In the appendix, we provide a list of files you will likely need to modify in this project:

And a list of functions / classes that might be helpful in this project:

Instructions

See the Project #0 instructions for how to create your private repository and set up your development environment.

You must pull the latest changes from the upstream BusTub repository for test files and other supplementary files we provide in this project.

Memory Leaks

For this project, we use LLVM Address Sanitizer (ASAN) and Leak Sanitizer (LSAN) to check for memory errors. To enable ASAN and LSAN, configure CMake in debug mode and run tests as you normally would. If there is memory error, you will see a memory error report. Note that macOS only supports address sanitizer without leak sanitizer.

In some cases, address sanitizer might affect the usability of the debugger. In this case, you might need to disable all sanitizers by configuring the CMake project with:

$ cmake -DCMAKE_BUILD_TYPE=Debug -DBUSTUB_SANITIZER= ..

Development Hints

You can use BUSTUB_ASSERT for assertions in debug mode. Note that the statements within BUSTUB_ASSERT will NOT be executed in release mode. If you have something to assert in all cases, use BUSTUB_ENSURE instead.

We encourage you to use a graphical debugger to debug your project if you are having problems.

If you are having compilation problems, running make clean does not completely reset the compilation process. You will need to delete your build directory and run cmake .. again before you rerun make.

Post all of your questions about this project on Piazza. Do not email the TAs directly with questions.

Grading Rubric

Each project submission will be graded based on the following criteria:

  1. Does the submission successfully execute all of the test cases and produce the correct answer?
  2. Does the submission execute without any memory leaks?

Late Policy

See the late policy in the syllabus.

Submission

After completing the assignment, submit your implementation to Gradescope for evaluation.

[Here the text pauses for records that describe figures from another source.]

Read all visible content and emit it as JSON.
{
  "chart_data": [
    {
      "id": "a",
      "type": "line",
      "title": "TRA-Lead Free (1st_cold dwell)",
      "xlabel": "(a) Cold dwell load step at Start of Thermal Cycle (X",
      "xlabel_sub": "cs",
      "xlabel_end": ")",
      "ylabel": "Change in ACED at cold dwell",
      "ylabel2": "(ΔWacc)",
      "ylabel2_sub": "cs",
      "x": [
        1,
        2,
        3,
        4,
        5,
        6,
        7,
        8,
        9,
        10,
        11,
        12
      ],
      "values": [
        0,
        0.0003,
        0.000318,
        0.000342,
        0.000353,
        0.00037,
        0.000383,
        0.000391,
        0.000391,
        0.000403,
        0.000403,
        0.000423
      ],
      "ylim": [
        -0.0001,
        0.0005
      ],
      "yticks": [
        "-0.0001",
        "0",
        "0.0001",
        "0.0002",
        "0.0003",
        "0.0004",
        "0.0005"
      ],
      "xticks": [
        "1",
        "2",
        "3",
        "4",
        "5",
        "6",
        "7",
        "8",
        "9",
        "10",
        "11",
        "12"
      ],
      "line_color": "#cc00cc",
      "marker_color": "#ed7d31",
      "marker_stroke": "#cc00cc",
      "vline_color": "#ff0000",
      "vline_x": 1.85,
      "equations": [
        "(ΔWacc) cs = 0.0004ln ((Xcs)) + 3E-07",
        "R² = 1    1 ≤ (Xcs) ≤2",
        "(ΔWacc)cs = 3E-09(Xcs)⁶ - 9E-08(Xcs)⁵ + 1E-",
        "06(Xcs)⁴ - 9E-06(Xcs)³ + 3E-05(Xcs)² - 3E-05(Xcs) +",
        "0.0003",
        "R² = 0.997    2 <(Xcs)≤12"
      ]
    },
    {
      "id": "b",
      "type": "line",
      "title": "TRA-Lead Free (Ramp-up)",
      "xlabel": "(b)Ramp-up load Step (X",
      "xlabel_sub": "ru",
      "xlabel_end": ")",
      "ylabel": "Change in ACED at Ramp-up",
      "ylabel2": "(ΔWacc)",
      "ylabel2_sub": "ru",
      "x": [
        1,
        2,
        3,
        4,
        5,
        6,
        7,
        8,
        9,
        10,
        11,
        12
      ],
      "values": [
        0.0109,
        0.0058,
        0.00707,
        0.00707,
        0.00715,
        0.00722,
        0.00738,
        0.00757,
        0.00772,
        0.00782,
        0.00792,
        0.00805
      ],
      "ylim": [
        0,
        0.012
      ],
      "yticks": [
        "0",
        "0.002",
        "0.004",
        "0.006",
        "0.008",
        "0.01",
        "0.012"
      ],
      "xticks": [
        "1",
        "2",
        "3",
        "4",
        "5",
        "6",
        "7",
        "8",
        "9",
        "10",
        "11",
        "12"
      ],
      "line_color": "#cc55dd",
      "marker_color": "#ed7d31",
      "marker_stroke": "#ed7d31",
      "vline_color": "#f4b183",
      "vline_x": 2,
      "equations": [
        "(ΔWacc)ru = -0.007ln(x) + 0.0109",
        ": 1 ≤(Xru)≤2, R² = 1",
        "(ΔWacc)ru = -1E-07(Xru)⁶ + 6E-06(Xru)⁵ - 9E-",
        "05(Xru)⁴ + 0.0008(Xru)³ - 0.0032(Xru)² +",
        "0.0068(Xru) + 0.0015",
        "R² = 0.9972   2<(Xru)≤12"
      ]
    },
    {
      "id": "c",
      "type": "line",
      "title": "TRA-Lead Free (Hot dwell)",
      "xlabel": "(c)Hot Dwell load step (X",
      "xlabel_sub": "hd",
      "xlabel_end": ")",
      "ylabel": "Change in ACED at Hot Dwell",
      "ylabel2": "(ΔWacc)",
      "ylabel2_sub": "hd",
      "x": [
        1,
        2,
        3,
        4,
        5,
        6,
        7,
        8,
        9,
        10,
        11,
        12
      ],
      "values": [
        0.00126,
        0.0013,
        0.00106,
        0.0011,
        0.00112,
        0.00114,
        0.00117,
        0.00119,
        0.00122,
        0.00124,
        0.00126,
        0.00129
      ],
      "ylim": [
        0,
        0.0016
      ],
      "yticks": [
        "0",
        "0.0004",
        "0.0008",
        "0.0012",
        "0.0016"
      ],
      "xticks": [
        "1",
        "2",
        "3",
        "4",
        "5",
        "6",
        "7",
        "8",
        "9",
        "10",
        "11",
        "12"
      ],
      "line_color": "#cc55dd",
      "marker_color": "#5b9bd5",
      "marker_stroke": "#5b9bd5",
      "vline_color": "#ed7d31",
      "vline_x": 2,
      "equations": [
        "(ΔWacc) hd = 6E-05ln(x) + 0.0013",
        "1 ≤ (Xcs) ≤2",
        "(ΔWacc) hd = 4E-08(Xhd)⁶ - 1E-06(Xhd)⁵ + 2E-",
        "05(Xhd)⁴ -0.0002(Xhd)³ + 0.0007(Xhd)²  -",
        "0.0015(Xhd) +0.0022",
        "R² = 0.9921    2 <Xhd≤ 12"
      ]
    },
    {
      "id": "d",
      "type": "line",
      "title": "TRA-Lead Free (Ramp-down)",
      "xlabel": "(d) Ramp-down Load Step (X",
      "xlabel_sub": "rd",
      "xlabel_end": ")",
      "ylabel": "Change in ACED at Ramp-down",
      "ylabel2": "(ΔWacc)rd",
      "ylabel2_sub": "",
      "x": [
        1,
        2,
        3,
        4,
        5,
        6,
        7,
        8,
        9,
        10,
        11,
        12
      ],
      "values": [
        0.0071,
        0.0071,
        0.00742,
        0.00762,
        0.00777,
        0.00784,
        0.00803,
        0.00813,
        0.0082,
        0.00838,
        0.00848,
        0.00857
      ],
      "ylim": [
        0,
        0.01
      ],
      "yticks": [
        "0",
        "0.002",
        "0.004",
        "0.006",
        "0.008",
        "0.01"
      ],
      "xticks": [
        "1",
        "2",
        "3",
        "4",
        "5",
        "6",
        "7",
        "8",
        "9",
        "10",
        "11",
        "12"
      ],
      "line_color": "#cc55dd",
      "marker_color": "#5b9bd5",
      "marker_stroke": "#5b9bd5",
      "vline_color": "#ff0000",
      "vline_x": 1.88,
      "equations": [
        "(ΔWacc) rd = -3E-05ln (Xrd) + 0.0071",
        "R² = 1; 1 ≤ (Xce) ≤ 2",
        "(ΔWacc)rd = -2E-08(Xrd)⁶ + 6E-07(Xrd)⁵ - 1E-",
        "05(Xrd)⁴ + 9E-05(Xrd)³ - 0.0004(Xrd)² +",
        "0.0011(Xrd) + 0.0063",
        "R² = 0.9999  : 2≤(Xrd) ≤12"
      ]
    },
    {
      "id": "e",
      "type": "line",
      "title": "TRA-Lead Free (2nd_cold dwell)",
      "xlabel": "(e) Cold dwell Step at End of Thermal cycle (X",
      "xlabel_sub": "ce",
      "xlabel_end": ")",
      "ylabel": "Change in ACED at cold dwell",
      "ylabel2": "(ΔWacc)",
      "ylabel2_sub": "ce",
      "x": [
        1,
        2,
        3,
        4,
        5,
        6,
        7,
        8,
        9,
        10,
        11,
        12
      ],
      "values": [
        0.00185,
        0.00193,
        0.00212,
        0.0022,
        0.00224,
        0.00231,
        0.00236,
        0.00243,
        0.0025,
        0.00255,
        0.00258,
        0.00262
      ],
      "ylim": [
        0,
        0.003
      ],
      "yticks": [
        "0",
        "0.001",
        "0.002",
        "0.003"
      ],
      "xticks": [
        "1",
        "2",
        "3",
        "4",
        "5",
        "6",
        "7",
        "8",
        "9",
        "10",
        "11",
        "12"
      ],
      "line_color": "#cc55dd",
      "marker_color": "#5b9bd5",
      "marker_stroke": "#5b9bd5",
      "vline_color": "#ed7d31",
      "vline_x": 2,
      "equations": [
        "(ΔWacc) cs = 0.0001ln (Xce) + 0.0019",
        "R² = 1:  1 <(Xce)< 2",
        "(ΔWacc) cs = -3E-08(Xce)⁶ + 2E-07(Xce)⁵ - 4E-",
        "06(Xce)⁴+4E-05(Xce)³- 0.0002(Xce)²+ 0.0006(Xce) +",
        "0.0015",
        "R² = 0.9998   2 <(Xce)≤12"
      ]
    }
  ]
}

Running make submit-p4 in your build/ directory will generate a zip archive called project4-submission.zip under your project root directory that you can submit to Gradescope.

Remember to resolve all style issues before submitting:

make format
make check-clang-tidy-p4

Collaboration Policy

WARNING: All of the code for this project must be your own. You may not copy source code from other students or other sources that you find on the web. Plagiarism will not be tolerated. See CMU's Policy on Academic Integrity for additional information.